Abstract

Prostaglandin E1 (PGE) infusion (0.1g/kg/min) was used in 15 neonates with ductus dependence of the pulmonary (Group I) or systemic (Group II) blood flow. Group I consisted of 9 patients, 8 with severe right ventricular outflow obstruction and I with transposition of the great arteries with severe pulmonic stenosis. The age at which infusion of PGE was started ranged from 12 hours to 34 days. Duration of infusion was from 10 minutes to 3 days. Improvement in pO2 was seen in 7/9 pts. No increase was seen in 1 infant with hypoplastic pulmonary arteries and 1 infant age 34 days. Two pts developed fever and 1 bradycardia during infusion. In the 5 pts of Group II, 3 had extreme coarctation of the aorta (CA) and 2 interpted aortic arch. The age of infusion ranged from 24 hours to 8 days. Duration of infusion was from 70 minutes to 6 days. Increased pulse pressure in the descending aorta was noted in all 5 pts. Spontaneous correction of metabolic acidosis was preceded by a transient decrease in arterial pH in 3 pts. One infant developed seizures during infusion.
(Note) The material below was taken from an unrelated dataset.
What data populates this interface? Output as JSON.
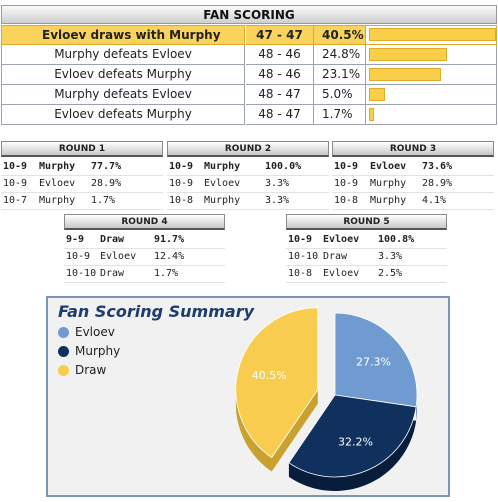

One additional infant with pulmonary hypertension secondary to severe mitral insufficiency received PGE because of clinical impression of CA. There was marked improvement in cardiac output. Following surgical intervention PGE was used in 3 Group I and 1 Group II pts because of poor response to the initial surgery. Shunt revision was performed in 3. PGE is effective in ductus dependent right and left heart lesions. Prolonged infusion and effectiveness in the post-operative period is demonstrated.